I had relatives visit during Christmas and they brought their cell phones. The folk (my kids and grandkids) are ALWAYS on their phone. Either talking, playing games, texts, whatever; their eyes and hands are literally glued to the phone. The increased RF and WIFI traffic saturated my house and the network struggled trying to get packets through the interference that comes with low power RF activities. Devices disconnected and couldn't rejoin, packets got lost in the ocean of packets from all the devices, it was a total mess. I dug in again to see if I could get a clue.

I actually found the problem. What was happening to me is that the XBee end devices have to check in periodically to maintain their connection. If you wait too long, the table is purged to conserve the device table space for end devices. The time allowed is set by parameters on the XBee router and the end device needs to check in often enough not to get purged. I was using a 2 minute timeout on the temperature sensor and the default on the router.

To make things worse, I was using hardware control of the sleep period, and not correctly handling the interaction of the Arduino and the XBee conversation.

A couple of corrections such that I would send the temperature message, ask the XBee to go to sleep, then WAIT until it actually went to sleep before sleeping the Arduino made things much better. I allowed the end device to exhaust the stored messages that the XBee router parent was holding by just waiting until they all came in. The final item was to extend the XBee router timeout to way higher than necessary for a couple of missed transactions (like a full day) took care of the problem of it not being able to rejoin.

I was actually preventing it from rejoining by sleeping the device too quickly; it just couldn't get back in before I told it to shut down.
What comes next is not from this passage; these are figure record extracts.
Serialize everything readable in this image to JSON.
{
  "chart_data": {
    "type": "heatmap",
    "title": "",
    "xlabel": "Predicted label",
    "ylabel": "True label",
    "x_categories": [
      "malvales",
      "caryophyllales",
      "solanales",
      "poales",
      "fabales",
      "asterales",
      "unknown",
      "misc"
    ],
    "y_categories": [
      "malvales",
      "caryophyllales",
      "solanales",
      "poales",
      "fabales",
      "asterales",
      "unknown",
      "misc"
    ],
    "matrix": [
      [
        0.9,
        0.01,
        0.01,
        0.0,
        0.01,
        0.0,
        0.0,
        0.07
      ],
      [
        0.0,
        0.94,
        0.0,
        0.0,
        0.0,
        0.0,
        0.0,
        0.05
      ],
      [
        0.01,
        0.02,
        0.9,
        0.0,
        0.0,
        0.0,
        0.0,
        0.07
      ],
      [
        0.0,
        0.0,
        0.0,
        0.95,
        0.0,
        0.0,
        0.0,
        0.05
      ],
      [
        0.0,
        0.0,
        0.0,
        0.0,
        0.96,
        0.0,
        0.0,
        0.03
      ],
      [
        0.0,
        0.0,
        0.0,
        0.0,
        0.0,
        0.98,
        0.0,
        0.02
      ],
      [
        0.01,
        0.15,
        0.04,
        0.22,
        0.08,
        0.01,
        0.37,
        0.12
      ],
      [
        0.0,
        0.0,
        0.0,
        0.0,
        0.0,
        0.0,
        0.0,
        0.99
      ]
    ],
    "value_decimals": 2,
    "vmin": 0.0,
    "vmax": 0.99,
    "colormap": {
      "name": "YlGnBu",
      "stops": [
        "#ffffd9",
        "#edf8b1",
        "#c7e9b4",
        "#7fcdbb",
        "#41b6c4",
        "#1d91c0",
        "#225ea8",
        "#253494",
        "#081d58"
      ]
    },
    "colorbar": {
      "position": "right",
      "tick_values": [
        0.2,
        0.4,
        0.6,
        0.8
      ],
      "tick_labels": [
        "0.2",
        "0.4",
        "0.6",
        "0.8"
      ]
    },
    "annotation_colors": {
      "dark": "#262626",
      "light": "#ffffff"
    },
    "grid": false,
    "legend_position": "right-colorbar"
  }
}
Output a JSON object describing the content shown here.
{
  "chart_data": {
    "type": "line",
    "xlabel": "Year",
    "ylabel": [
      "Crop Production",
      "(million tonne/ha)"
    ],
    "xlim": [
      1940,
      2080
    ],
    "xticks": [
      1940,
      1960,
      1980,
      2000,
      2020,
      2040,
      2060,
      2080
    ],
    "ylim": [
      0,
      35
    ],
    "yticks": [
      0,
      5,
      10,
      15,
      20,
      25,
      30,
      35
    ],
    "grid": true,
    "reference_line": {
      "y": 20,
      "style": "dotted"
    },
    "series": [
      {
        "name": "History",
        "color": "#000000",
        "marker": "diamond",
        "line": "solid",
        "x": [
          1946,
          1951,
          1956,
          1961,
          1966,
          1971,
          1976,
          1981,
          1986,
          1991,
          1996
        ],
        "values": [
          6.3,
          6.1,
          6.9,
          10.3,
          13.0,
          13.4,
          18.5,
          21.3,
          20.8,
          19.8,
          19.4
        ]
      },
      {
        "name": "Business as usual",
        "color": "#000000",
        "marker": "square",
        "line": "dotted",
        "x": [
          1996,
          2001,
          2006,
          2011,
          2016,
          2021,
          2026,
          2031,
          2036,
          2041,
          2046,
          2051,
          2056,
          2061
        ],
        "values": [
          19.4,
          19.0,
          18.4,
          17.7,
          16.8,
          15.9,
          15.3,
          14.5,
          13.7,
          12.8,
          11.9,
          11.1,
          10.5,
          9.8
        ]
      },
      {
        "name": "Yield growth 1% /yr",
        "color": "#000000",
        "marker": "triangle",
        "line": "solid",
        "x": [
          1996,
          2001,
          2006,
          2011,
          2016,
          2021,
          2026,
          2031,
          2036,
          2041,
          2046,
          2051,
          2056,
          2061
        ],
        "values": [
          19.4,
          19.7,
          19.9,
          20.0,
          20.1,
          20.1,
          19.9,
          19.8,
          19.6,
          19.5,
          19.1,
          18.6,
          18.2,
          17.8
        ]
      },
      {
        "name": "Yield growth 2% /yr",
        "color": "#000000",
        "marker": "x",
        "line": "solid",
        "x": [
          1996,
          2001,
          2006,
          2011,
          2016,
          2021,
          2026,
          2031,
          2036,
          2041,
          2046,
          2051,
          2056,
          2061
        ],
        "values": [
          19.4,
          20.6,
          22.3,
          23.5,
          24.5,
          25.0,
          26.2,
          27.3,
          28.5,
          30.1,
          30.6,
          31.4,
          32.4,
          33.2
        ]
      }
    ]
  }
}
Why don't other people have this problem? I think they do sometimes, but didn't spend the time it took me to chase it down. I spent months watching and trying things before I stumbled on it mostly by accident looking at the tables because of some other problem someone else had with their network.

My network is humming along with only an occasional missed message. The extended awake time hasn't seemed to be a problem with the battery life either. The XBee trying to rejoin was a heavier load on the battery than the extra time the receiver is on. Transmit takes more power than receive, and I only transmit one message every two minutes, so the tiny overhead of the acknowledge packets isn't noticeable.

It's been seven full days of bliss because all the sensors and control systems are working perfectly. The network even has more capacity available for even more XBees. This is really tempting because my indoor freezer has a failing thermostat. Stupid thermostats on freezers are expensive and I already monitor the temperature inside it. It may be time to take complete control of the freezer. I wouldn't even consider that with the devices acting the way they were.

I know, in the scheme of things this short a period of time doesn't actually prove the problem is gone. But, the instant clearing of problems that had culminated with the increased number of cell phones pretty much convinces me I have it taken care of.

Maybe I can start thinking about something else now.